I familiari di Luca Attanasio hanno deciso di non essere parte civile nel processo per la morte dell'ambasciatore che vede imputati due funzionari del Programma alimentare mondiale dell'Onu. Il legale di Salvatore Attanasio, padre della vittima, ha comunicato al gup che la famiglia e la moglie Zakia Seddiki, hanno trovato un accordo con il Pam e hanno deciso di uscire dal processo.
La decisione della famiglia -
Il legale della famiglia Attanasio nell’apertura dell’udienza preliminare ha dichiarato che l'incasso ottenuto dall'accordo sarà interamente devoluto alle tre figlie del diplomatico assassinato. Ma nessuna marcia indietro: "Non ci accontenteremo di alcuna somma o verità di comodo. Pretendiamo che il processo faccia emergere tutte le responsabilità che sono dietro all’uccisione di mio figlio", ha dichiarato Salvatore Attanasio.
La famiglia del carabiniere Vittorio Iacovacci ha invece rifiutato il risarcimento e continuerà a essere parte civile in tribunale. "Noi restiamo come parte civile nel processo perché vogliamo la verità su quanto accaduto", ha motivato Dario Iacovacci, fratello del militare dell'Arma.
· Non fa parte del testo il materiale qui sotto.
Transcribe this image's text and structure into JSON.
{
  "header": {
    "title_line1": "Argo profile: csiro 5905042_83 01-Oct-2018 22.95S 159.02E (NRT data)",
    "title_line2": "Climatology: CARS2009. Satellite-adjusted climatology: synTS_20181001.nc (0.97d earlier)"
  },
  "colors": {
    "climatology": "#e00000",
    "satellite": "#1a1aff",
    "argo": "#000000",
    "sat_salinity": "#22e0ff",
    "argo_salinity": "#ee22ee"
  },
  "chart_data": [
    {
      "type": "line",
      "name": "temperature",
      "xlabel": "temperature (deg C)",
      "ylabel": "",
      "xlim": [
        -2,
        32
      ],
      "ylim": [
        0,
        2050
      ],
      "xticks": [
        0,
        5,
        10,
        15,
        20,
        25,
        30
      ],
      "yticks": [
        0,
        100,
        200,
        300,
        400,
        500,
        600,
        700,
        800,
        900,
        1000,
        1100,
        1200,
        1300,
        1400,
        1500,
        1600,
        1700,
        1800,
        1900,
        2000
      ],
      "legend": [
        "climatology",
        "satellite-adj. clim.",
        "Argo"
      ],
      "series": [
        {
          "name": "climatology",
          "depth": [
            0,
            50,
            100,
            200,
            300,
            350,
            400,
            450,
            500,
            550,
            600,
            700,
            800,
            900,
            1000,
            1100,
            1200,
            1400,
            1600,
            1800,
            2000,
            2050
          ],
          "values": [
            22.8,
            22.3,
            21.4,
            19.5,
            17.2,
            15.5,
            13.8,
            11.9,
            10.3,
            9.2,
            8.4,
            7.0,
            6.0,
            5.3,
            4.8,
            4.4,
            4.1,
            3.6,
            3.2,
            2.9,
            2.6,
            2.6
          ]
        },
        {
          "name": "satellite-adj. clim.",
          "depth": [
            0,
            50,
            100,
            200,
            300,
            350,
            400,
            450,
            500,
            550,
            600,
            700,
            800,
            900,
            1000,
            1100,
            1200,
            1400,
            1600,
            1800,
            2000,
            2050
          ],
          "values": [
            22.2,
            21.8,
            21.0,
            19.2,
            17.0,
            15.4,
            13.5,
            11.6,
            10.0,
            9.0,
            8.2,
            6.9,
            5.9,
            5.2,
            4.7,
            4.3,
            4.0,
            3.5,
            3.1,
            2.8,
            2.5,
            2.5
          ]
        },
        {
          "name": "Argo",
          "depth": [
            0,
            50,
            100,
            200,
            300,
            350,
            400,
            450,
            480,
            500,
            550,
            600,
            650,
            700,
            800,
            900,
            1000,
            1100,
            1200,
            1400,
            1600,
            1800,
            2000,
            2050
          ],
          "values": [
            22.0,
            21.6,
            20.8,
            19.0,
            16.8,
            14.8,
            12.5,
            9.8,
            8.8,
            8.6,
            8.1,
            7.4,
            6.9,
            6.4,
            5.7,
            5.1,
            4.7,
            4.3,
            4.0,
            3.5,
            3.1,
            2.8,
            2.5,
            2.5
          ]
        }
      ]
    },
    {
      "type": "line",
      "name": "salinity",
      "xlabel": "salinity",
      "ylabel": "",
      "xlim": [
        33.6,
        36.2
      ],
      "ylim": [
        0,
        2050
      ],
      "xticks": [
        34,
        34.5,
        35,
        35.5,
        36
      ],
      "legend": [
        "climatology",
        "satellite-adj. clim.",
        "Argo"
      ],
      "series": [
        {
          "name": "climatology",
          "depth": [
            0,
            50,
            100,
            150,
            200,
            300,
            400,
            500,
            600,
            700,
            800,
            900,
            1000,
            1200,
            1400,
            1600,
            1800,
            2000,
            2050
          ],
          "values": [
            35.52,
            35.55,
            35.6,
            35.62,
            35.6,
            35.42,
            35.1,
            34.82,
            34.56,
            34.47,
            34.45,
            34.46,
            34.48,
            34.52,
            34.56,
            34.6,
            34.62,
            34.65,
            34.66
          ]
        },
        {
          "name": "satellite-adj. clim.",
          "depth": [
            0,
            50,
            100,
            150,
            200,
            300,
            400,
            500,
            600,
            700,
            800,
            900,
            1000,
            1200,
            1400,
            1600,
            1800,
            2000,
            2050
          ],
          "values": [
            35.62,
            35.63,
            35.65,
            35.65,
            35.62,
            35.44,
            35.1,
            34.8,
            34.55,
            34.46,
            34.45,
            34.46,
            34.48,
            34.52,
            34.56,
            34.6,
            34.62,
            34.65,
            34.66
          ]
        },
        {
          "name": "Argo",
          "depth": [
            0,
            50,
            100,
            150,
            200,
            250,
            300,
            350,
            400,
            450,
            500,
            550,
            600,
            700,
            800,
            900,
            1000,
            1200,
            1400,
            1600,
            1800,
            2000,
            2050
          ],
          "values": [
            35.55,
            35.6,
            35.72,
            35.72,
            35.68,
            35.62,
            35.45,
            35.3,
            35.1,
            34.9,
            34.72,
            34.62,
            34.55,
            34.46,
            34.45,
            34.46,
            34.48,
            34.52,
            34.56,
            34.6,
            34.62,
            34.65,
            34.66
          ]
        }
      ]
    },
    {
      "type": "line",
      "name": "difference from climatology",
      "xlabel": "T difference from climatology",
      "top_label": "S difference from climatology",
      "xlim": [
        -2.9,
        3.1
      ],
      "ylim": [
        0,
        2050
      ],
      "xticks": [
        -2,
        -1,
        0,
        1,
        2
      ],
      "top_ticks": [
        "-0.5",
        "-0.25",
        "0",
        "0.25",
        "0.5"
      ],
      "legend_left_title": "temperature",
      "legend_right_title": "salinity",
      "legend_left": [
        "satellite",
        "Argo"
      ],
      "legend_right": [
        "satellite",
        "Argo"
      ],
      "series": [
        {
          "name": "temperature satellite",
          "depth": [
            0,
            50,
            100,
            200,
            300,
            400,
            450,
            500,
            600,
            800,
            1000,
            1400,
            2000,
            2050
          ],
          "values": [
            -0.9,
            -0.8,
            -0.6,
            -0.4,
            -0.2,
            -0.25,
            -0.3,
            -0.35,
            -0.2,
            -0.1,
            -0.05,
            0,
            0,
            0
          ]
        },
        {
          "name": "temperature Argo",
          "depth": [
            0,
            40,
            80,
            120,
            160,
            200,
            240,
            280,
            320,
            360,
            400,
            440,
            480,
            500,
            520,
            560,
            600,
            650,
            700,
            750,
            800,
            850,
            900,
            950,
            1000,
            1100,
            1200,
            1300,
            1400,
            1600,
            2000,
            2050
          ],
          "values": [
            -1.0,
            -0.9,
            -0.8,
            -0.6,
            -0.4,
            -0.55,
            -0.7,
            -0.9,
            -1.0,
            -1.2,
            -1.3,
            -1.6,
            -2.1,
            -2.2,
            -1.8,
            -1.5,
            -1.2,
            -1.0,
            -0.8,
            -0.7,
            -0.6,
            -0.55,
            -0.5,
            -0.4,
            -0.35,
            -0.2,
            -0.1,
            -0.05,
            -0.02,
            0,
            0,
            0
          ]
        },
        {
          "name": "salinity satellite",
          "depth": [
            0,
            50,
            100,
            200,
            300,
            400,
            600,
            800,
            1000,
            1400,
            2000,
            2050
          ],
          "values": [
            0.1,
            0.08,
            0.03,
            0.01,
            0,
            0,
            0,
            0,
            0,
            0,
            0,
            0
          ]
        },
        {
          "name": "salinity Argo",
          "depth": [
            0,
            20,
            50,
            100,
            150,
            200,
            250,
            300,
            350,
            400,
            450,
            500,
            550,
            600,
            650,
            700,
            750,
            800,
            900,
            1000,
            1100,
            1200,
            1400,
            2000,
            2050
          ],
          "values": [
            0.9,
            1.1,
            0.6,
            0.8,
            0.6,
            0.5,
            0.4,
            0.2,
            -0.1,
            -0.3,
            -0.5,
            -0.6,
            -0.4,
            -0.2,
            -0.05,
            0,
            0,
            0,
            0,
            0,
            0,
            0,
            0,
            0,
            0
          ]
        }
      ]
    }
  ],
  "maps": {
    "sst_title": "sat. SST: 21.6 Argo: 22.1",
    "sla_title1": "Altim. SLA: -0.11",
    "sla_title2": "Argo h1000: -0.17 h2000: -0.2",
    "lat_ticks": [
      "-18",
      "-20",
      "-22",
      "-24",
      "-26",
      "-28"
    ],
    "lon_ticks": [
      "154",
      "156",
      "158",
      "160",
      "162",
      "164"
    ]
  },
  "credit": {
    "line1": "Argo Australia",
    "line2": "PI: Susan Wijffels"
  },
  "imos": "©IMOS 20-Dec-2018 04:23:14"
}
Tra le parti civili nel procedimento figura anche il Comune di Limbiate, dove era nato e cresciuto Attanasio.
Sit-in a Roma -
Durante l'udienza del gup, Silvia Stilli, presidente di Aoi e Ivana Barsotto, presidente di Focsiv, hanno organizzato un sit-in in piazzale Clodio. "Non capire com’è garantita la sicurezza a chi fa la diplomazia per mestiere e a chi la fa per scelta, da volontario, per noi rappresenta una preoccupazione, anche se sappiamo perfettamente che in questa vicenda c’è un'agenzia delle Nazioni Unite che è in qualche modo sotto accusa rispetto al tema della sicurezza - dichiarano le due organizzatrici - Noi siamo a testimoniare la piena solidarietà alle famiglie qualunque sia la decisione in udienza".
La vicenda -
L'ambasciatore italiano Luca Attanasio era stato vittima del triplice omicidio avvenuto il 22 febbraio 2021 in Congo, in cui avevano perso la vita anche il carabiniere Vittorio Iacovacci e l’autista Mustapha Milambo. Sei congolesi erano stati processati per omicidio, associazione a delinquere e detenzione illegale di armi e munizioni da guerra. Durante le udienze, i criminali erano stati descritti dall’accusa come componenti di una "banda criminale" dedita ai saccheggi di strada, che inizialmente voleva rapire l’ambasciatore a scopo di riscatto ma poi l’aveva ucciso assieme ai due suoi collaboratori.